Cannabis Landraces & Exotic Germplasm as a Great Source for Resistance Breeding Against Powdery Mild

Tags: Powdery Mildew, Cannabis Pathogen, Breeding, Genetic Resistance, PM1 Gene, PM2 Gene, Cannabis Cultivation

Soren Seifi, PhD, presents "Cannabis Landraces and Exotic Germplasm as a Great Source for Resistance Breeding Against Powdery Mildew" at CannMed 23.

0:00 Intro
0:44 Plant Immune System
9:05 What is Powdery Mildew?
9:15 Life Cycle of Powdery Mildew
12:12 Economic Impact of Powdery Mildew on cannabis production
13:28 Diversity Panel of Different Genotypes
15:09 Evaluation of Exotics and Landrace agronomic traits vs.

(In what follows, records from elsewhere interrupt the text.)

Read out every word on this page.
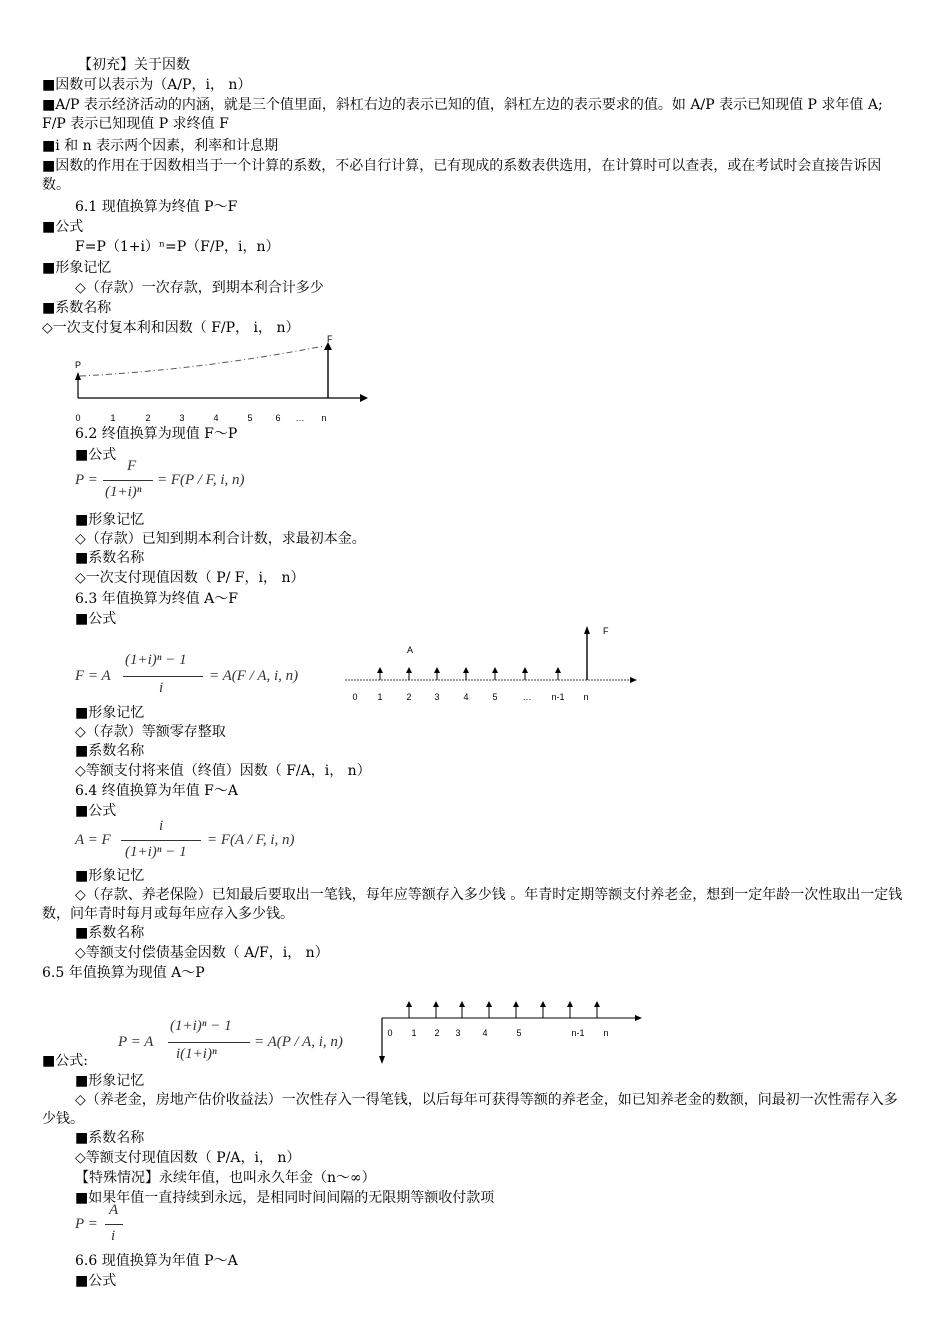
【初充】关于因数
■因数可以表示为（A/P，i， n）
■A/P 表示经济活动的内涵，就是三个值里面，斜杠右边的表示已知的值，斜杠左边的表示要求的值。如 A/P 表示已知现值 P 求年值 A; F/P 表示已知现值 P 求终值 F
■i 和 n 表示两个因素，利率和计息期
■因数的作用在于因数相当于一个计算的系数，不必自行计算，已有现成的系数表供选用，在计算时可以查表，或在考试时会直接告诉因数。
6.1 现值换算为终值 P～F
■公式
F=P（1+i）ⁿ=P（F/P，i，n）
■形象记忆
◇（存款）一次存款，到期本利合计多少
■系数名称
◇一次支付复本利和因数（ F/P， i， n）
P
F
0	1	2	3	4	5	6 … n
6.2 终值换算为现值 F～P
■公式
P =
F
(1+i)ⁿ
= F(P / F, i, n)
■形象记忆
◇（存款）已知到期本利合计数，求最初本金。
■系数名称
◇一次支付现值因数（ P/ F，i， n）
6.3 年值换算为终值 A～F
■公式
F = A
(1+i)ⁿ − 1
i
= A(F / A, i, n)
F
A
0 1	2	3	4	5	… n-1 n
■形象记忆
◇（存款）等额零存整取
■系数名称
◇等额支付将来值（终值）因数（ F/A，i， n）
6.4 终值换算为年值 F～A
■公式
A = F
i
(1+i)ⁿ − 1
= F(A / F, i, n)
■形象记忆
◇（存款、养老保险）已知最后要取出一笔钱，每年应等额存入多少钱 。年青时定期等额支付养老金，想到一定年龄一次性取出一定钱数，问年青时每月或每年应存入多少钱。
■系数名称
◇等额支付偿债基金因数（ A/F，i， n）
6.5 年值换算为现值 A～P
P = A
(1+i)ⁿ − 1
i(1+i)ⁿ
= A(P / A, i, n)
0 1 2 3 4	5	n-1 n
■公式:
■形象记忆
◇（养老金，房地产估价收益法）一次性存入一得笔钱，以后每年可获得等额的养老金，如已知养老金的数额，问最初一次性需存入多少钱。
■系数名称
◇等额支付现值因数（ P/A，i， n）
【特殊情况】永续年值，也叫永久年金（n～∞）
■如果年值一直持续到永远，是相同时间间隔的无限期等额收付款项
P =
A
i
6.6 现值换算为年值 P～A
■公式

PM defense response
18:22 CanD genotypes in response to PM Infection
19:06 Backcrossing
19:58 Genotype S - Hypersensitive Response defending the fortress
21:21 Genotype A - Damage to mycelial growth no HR
21:36 Genotype N - A multifaceted defense response
22:11 A Novel Single Dominant Resistance Locus
23:20 Q&A

Cannabis sativa L. (cannabis) indoor cultivation is severely threatened by the ascomycete pathogen Golovinomyces cichoracearum, the causal agent of the powdery mildew (PM) disease. PM can be controlled by different means including the application of approved IPM products, altering cultural conditions and more importantly, breeding for genetic resistance. Conventional breeding activities in the legacy market during the past decades have been mainly focused on higher potency and yield. This trend, coupled with the liberal use of pesticides to control pest and pathogens, has resulted in the loss of disease resistance (R) genes in the genetic pool of the available cannabis cultivars. Landraces and exotic genotypes of cannabis, on the other hand, offer a great source of resistance alleles, particularly for economically important pathogenic fungi like PM. Here we present our latest findings on the interaction of different agronomic traits and PM disease resistance in a diversity panel comprising of more than a hundred of cannabis landraces and exotic genotypes. Our results indicate that genetic resistance to PM is independent of major agronomic traits. Moreover, novel effective resistance mechanisms against PM were identified and studied at the cellular level.